Sempat hati tak ingin ikut menikmati malam pergantian tahun ini,
tapi momen ini menjadi hikmah tersendiri untuk mengukur nikmat Allah
kepada hambaNya. Malam itu dipenuhi pesta dan hura-hura. Diskotik, pub,
club, dan sarana hiburan lainnya ramai pengunjung bahkan hingga antrian
panjang memenuhi lorong-lorong di pusat keramaian. Di jalan-jalan
ratusan pemuda pemudi bermabuk ria. Miras yang dibeli sejak sore,
dihabiskan untuk malam tahun baru, padahal dari sisi harganya sangat
mahal karena kebijakan pajak tinggi untuk miras dari pemerintah Swedia.
Berbagai hiburan ditawarkan, pesta khusus pun direncanakan.
Detik-detik pergantian tahun selalu diiringi letusan dan kemilau
kembang api.

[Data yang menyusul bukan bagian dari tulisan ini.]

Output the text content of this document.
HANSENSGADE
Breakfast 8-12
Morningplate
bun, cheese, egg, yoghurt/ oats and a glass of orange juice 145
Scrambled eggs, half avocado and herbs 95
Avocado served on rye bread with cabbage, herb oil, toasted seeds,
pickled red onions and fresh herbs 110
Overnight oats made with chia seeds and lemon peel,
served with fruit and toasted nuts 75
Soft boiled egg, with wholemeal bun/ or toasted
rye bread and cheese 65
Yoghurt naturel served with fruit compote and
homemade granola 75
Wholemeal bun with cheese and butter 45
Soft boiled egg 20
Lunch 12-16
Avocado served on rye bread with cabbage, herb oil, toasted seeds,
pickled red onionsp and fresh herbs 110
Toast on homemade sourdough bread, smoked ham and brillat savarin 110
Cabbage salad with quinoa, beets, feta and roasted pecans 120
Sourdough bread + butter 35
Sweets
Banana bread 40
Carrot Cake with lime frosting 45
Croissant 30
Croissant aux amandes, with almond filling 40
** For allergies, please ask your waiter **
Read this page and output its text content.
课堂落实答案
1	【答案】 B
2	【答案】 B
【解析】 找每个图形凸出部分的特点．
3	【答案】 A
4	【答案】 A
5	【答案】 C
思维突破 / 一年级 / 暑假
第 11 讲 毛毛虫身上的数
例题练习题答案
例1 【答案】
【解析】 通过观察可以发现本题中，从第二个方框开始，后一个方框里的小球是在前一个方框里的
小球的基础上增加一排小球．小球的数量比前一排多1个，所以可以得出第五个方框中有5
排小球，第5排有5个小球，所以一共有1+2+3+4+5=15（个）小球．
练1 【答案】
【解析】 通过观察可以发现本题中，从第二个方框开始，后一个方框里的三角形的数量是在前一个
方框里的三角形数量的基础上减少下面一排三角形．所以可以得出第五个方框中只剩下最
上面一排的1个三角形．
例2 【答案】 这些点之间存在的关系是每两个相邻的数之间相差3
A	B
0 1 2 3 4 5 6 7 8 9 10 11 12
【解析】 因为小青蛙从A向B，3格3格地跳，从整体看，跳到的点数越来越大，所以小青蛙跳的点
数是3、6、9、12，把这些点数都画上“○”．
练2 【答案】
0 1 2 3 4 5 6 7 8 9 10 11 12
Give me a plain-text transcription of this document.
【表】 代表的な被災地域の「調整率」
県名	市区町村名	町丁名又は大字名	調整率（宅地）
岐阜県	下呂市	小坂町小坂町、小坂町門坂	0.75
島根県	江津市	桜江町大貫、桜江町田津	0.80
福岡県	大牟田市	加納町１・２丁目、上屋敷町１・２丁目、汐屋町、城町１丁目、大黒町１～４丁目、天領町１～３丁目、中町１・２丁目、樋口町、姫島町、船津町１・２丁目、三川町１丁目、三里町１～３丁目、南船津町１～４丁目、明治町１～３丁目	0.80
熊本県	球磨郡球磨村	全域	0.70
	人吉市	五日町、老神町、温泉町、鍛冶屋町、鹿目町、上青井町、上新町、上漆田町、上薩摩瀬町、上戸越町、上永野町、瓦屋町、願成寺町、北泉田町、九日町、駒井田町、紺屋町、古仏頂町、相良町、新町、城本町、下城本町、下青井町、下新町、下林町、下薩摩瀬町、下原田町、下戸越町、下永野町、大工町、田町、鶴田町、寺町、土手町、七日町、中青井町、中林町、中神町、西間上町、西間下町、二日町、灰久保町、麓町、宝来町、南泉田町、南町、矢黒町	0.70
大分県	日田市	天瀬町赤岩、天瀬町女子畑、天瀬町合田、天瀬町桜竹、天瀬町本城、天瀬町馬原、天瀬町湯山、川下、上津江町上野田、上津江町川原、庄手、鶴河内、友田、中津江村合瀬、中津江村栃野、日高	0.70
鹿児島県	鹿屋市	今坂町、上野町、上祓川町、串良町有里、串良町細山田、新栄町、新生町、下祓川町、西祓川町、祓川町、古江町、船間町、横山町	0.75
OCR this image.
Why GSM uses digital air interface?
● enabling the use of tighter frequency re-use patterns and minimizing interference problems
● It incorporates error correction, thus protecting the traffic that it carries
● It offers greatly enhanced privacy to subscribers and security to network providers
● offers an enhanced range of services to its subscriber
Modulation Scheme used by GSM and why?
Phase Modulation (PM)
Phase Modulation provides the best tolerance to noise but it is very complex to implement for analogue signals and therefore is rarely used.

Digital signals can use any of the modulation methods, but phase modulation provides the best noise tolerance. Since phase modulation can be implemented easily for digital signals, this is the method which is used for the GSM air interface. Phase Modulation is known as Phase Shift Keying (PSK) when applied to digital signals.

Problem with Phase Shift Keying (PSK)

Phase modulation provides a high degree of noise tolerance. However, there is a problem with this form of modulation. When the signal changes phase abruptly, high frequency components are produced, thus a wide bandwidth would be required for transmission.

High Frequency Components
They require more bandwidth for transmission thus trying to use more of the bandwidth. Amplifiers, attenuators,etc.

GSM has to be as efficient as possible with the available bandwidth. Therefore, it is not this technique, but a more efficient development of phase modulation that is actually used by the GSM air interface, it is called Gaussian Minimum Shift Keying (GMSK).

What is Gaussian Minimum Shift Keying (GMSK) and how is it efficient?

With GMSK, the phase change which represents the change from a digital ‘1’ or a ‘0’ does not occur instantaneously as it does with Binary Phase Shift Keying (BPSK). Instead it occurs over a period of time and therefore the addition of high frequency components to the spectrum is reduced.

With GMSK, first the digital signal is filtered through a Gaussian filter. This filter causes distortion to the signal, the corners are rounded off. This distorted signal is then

Dari segenap penjuru kota Gotenborg penuh dihiasi cahaya
warna warni tanda tahun sudah berganti. Entah, berapa uang yang keluar
pada malam ini. Andai 1 set kembang api dengan harga 100 SEK (1 SEK
sekitar Rp.1400) untuk ukuran standar, berapa yang terbuang pada malam
itu. Ditambah berkaleng-kaleng minuman keras dihamburkan, hanya untuk
pesta pergantian tahun 2008 menuju 2009.
Pikiranku melayang, membayangkan kondisi di salah satu negeri yang
saat itu mengalami hal yang sebaliknya. Negeri para nabi digempur dari
darat, laut, dan udara. Dentuman keras bukan suara kembang api, tapi
bom asli. Kilauan cahaya bukan warna-warni kembang api, tapi kilauan
bom dari pesawat tempur dan tank tempur. Disaat manusia berpesta pora,
mereka di blokade dari berbagai sisi bahkan negara tetangga
bersekongkol menutup perbatasan sebagai jalur bantuan. Disaat uang dan
makanan dihambur-hamburkan pada malam ini, mereka tak berdaya hingga
rumah sakit kehabisan stok obat, anak-anak dan keluarga kelaparan.
Sungguh tak adil. Orang yang menyerang dianggap pahlawan, orang yang
bertahan dianggap teroris. Persekongkolan busuk yang nyata didepan
mata. Sekitar 400 syahid dipanggil Allah, beberapa keluarga musnah
tanpa generasi, bangunan porak poranda, bahkan rumah Allah pun diluluh
lantakkan dengan berbagai dalih. Tangisan duka menyelimuti ibu-ibu yang
kehilangan anaknya, tangisan luka menghiasi tiap jengkal tanah Gaza.
Kekecaman ini kian menunjukkan arogansi umat yang terlaknat, umat yang
selalu membuat ulah disaat Allah mengirimkan nabi dan rasul pilihan.
Darah dan air mata dari pelosok Gaza. Tangis dan luka itu takkan
menyurutkan perjuangan merebut hak rakyat Palestina. Sekecil apapun
bantuan kita, baik doa dan finansial. Semoga Allah memberi balasan yang
setimpal dan memberikan kekuatan kepada saudara-saudara kita di
Palestina. Untuk saudaraku di Gaza, Allahlah tujuan akhir kita.